Observation Two: a movie filmed in 3D and presented in 2D is a joy to watch, because you keep noting the shots that shout THREE FRICKIN’ D, PEOPLE! In that famous 3D horror-fest “House of Wax” (with Charles Bronson as Igor; don’t miss it) there’s an utterly gratuitous scene of a man playing with a paddle ball; it goes on forever, because they’re milking the novelty of seeing a paddleball come at you in the THIIIIRRRD DIMENSION. Hitchcock did not resort to these tricks, mainly because he hated the idea. There’s a great 3D moment when Grace Kelly is reaching for the sewing scissors to stab her assailant, but aside from that Hitch’s sole nod to 3D is to place furniture in the foreground. There’s always A LAMP! in the foreground, or AN OTTOMAN!

A few nights ago I watched, God Help Me, the end of Airport ‘75. Chuck Heston, Karen Black, and Linda Blair as the Plucky Girl With A Vague Illness. Of course I saw it in high school; the original Airport made a great impression on me when I saw it on TV as a kid. For the genre, it’s still pretty good; nice Alex North score, and priceless interior footage of the Minneapolis-St. Paul airport. And of course it had George Kennedy as Joe Patroni, a stogie-chompin’ uber-mechanic who called planes “baby” and was your go-to man when a plane ran off Runway 2-niner, thereby imperiling Western Civilization. The original Airplane had Helen Hayes, and this meant that all subsequent disaster movies must have a geriatric thespian from Hollywood’s golden age.

Towering Inferno: Fred Astaire
Airport 75: Myrna Loy, Gloria Swanson
Airport 77: Olivia DeHavilland, Jimmy Stewart
Meteor: Henry Fonda
Earthquake: Ava Gardner
Poseidon Adventure: Charlie Chaplin (uncredited; played “old man #6 impaled on trident)

Okay, I made that last one up. Airport 77 was on right after, and I had to watch it. Jimmy Stewart does not interact with anyone in the movie; he appears in the credit sequence, then appears on a message to the passengers - on LASERDISC! I know it’s cruel to mock the high-tech pretensions of the past; I’m sure when I saw the movie the first time, and the stew placed that giant silver platter in the machine I was quite impressed.

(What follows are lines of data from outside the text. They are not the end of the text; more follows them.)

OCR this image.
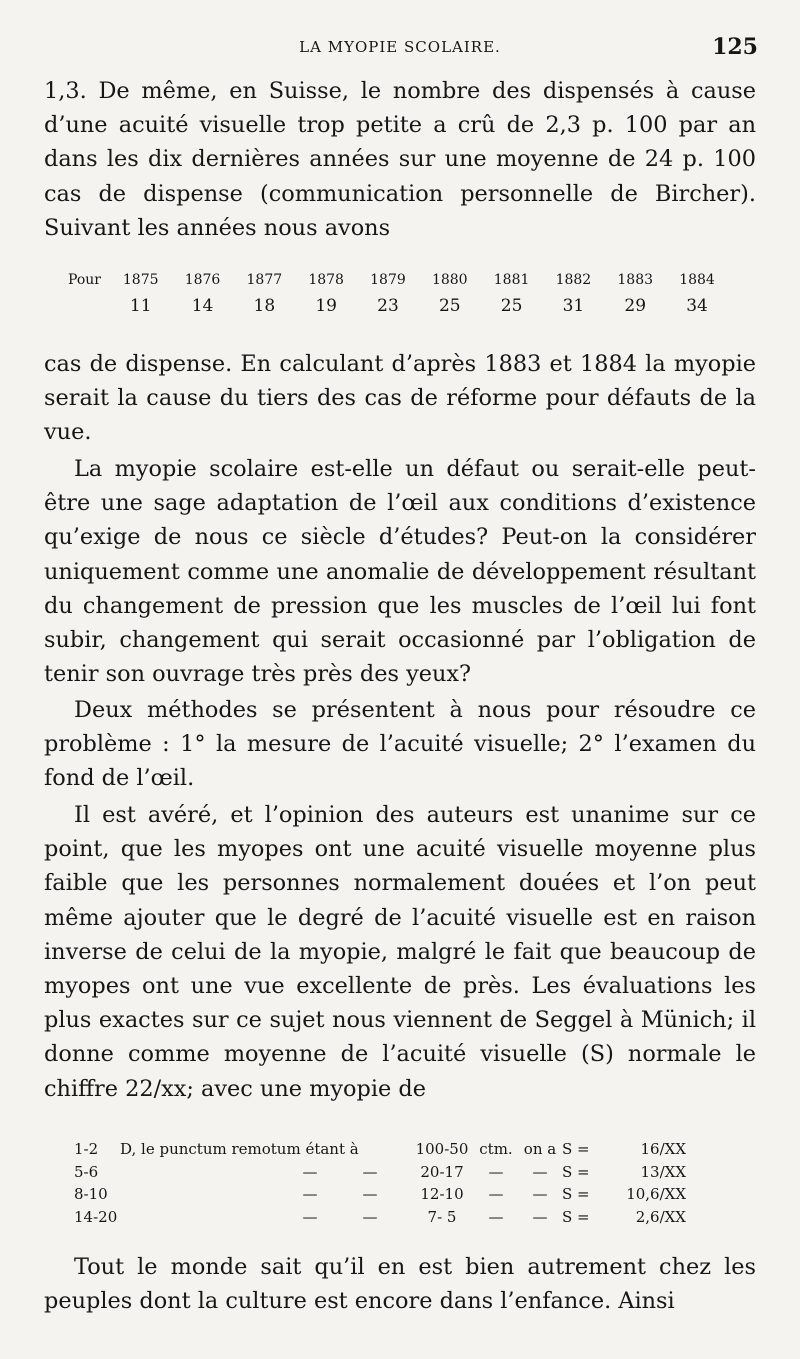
LA MYOPIE SCOLAIRE.	125

1,3. De même, en Suisse, le nombre des dispensés à cause d’une acuité visuelle trop petite a crû de 2,3 p. 100 par an dans les dix dernières années sur une moyenne de 24 p. 100 cas de dispense (communication personnelle de Bircher). Suivant les années nous avons

Pour	1875	1876	1877	1878	1879	1880	1881	1882	1883	1884
11	14	18	19	23	25	25	31	29	34

cas de dispense. En calculant d’après 1883 et 1884 la myopie serait la cause du tiers des cas de réforme pour défauts de la vue.

La myopie scolaire est-elle un défaut ou serait-elle peut-être une sage adaptation de l’œil aux conditions d’existence qu’exige de nous ce siècle d’études? Peut-on la considérer uniquement comme une anomalie de développement résultant du changement de pression que les muscles de l’œil lui font subir, changement qui serait occasionné par l’obligation de tenir son ouvrage très près des yeux?

Deux méthodes se présentent à nous pour résoudre ce problème : 1° la mesure de l’acuité visuelle; 2° l’examen du fond de l’œil.

Il est avéré, et l’opinion des auteurs est unanime sur ce point, que les myopes ont une acuité visuelle moyenne plus faible que les personnes normalement douées et l’on peut même ajouter que le degré de l’acuité visuelle est en raison inverse de celui de la myopie, malgré le fait que beaucoup de myopes ont une vue excellente de près. Les évaluations les plus exactes sur ce sujet nous viennent de Seggel à Münich; il donne comme moyenne de l’acuité visuelle (S) normale le chiffre 22/xx; avec une myopie de

1-2	D, le punctum remotum étant à	100-50 ctm. on a S =	16/XX
5-6	—	—	20-17	—	— S =	13/XX
8-10	—	—	12-10	—	— S =	10,6/XX
14-20	—	—	7- 5	—	— S =	2,6/XX

Tout le monde sait qu’il en est bien autrement chez les peuples dont la culture est encore dans l’enfance. Ainsi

Wow: metal robot records. Cool. To show you how high-tech the plane was, it also had a table in the bar with Pong built right into the tabletop.

I know, I know: it’s unfair to mock the past for these things. In ten years people will guffaw at the size of the phones in the Matrix movies. Nothing is so dated as yesterday’s future.

Ding! That’s it. Ten o’clock. I am not going to stay up and type all night; Dial M’s conclusion awaits, and I want to see just how the stuffy proto-Colombo British detective traps Ray Milland.

Was there anyone as smart, shifty, untrustworthy, cultured, tortured and off-putting as Ray Milland? I know I have a good impression of him from some movie, but I can’t remember which. He must have been a hero at some point, because all of his dark roles seem to playing against type. But that was his type. Don’t miss the Corman C-grade “Man with the X-Ray Eyes” (costarring Don Rickles!) He radiates desperate contempt.

As opposed to George Sanders, who radiated confident contempt. And who would you rather hit the town with?